As Loew prepares Middleweight Champion Kelly Pavlik for his April 17th bout with Sergio Martinez in Atlantic City, I spent some time with him in Youngstown, and to understand Jack Loew, you have to understand Youngstown, Ohio.

A once-thriving city serving as home to America’s steel industry, good paying jobs were plentiful, it was a true American success story.

But those days are gone. In 1995, Bruce Springsteen, with his song, “Youngstown,” recalled the city’s prosperous past:

Taconite coke and limestone fed my children, made my pay
Them smokestacks reachin’ like the arms of God
Into a beautiful sky of soot and clay

That was the Youngstown in which Jack Loew grew up. By the time he graduated high school, the steel mills were on life-support. A few years later, they were dead.

This is the Youngstown that Jack Loew has lived his adult life.

Most people left. The once-bustling city had a population over 166,000 in 1960; by 2008, it was less than 73,000.

But Jack Loew stayed. “I was one of the fortunate ones. I had a job. I was a Teamster.”

In 1988, within a dying city, with his own money, Jack Loew opened the Southside Boxing Gym.

“Right at that time is when our Golden Gloves were on the downside; a lot of the older trainers, such as Eddie Sullivan and Earl Charity, were getting older and getting out of their gyms. And I love the sport so much, and amateur boxing was dying around here. So, I found a little storefront, and we started up a gym. I did it because I love boxing, and I did it to try to keep the Golden Gloves around here going,” Loew said.

In those years, his only payment was gratitude. “I took care of a lot of kids outside of the gym, ones I met in the gym, clothing them, feeding them, housing them when their parents were gone. I enjoyed that part so much; that was gratitude enough. So many of these kids come from broken homes.” It’s something he shares in common with so many trainers across the country.

Even now, with a stable of amateur and professional fighters that keeps him more than busy, Loew remains committed, to this day, that he’ll train any kid that walks through his doors.

Things did get tough in those early days, and he thought of packing it up. Loew credits his wife of 27 years, Marlene, for keeping him in the game.

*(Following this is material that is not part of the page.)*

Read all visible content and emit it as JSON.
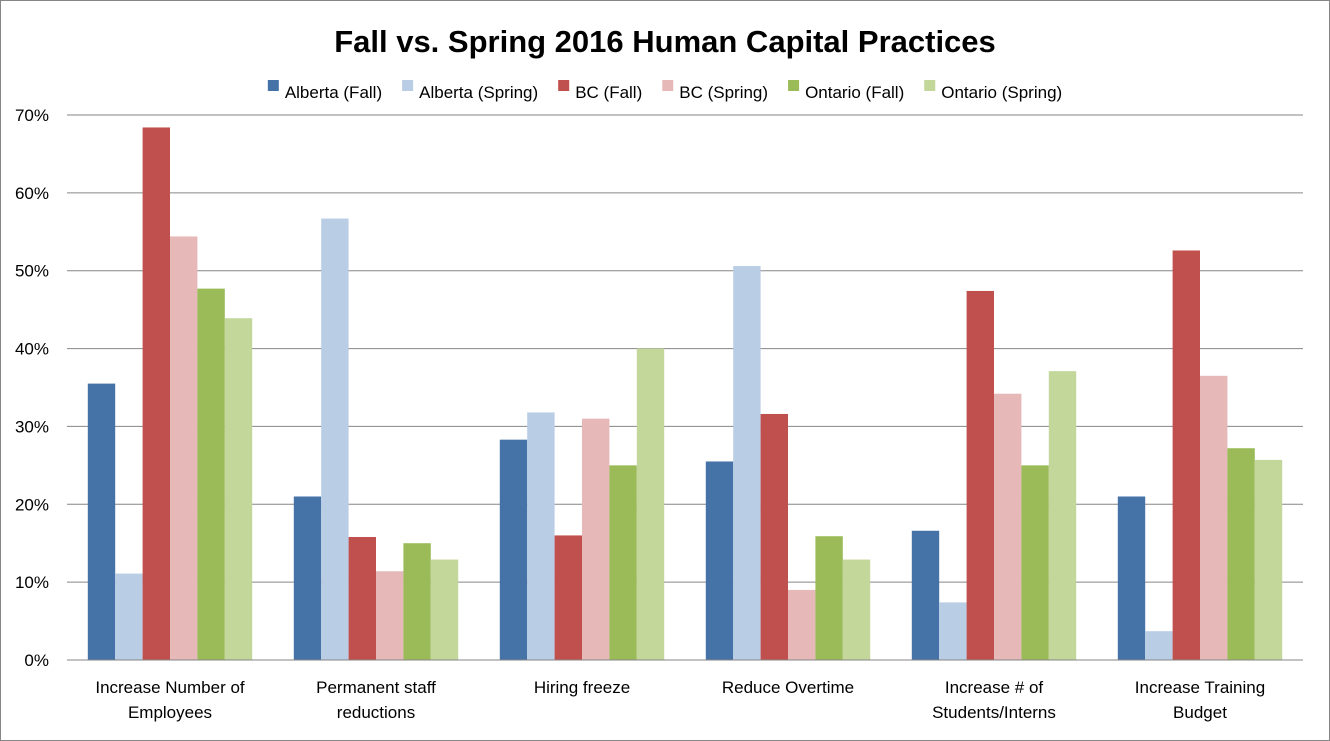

“She’s actually the one who kept me going. There was a point where I had three kids in private school, a house payment, car payments, and things were getting tough,” said Loew. “When I tell you we poured money into a gym, the cost of the equipment, the rent, utilities, taking kids on trips to tournaments, I thought, ‘I have a family; my kids are getting ready to go to college; I’ve got to stop taking money away for this’, but my wife said, ‘No, we’ve come way too far. This is your dream; we’ll be OK,’ and we were. I’m a lucky man.”

He speaks with regret that he must now drive his young fighters 65 miles to Cleveland for the closest Golden Gloves tournament. After a couple hours in the gym with Loew, I got the feeling if he had to choose between training ten more world champions or having the Golden Gloves back in Youngstown, he’d choose the Gloves any day of the week and twice on Sunday.

He hasn’t changed much since his days as a standout running back at Cardinal Mooney high school. Loew’s style today is the same as it was back then, straightforward. “I didn’t know how to go sideways. I have that aggressive style, and it’s headfirst.”

That’s earned Loew somewhat of a reputation, but he calls it like he sees it. And Loew is quick to add, “Believe me, when I say things, I’m not cutting guys down because I respect every guy we fight; I respect every fighter.” Loew adds, “I respect most trainers. I’m not going to say I respect them all because some are a bunch of a**holes, but some them think I’m an a**hole, and that’s OK.” Then he laughs, “My wife’s called me that a hundred times, a thousand times, you learn to roll with it.”

In Youngstown, you do learn to roll with the punches and the city has taken its fair share. It’s a place where you’re judged by your heart and soul and how you help others, not by the title your job might carry, and by that standard, Jack Loew is doing pretty damn good.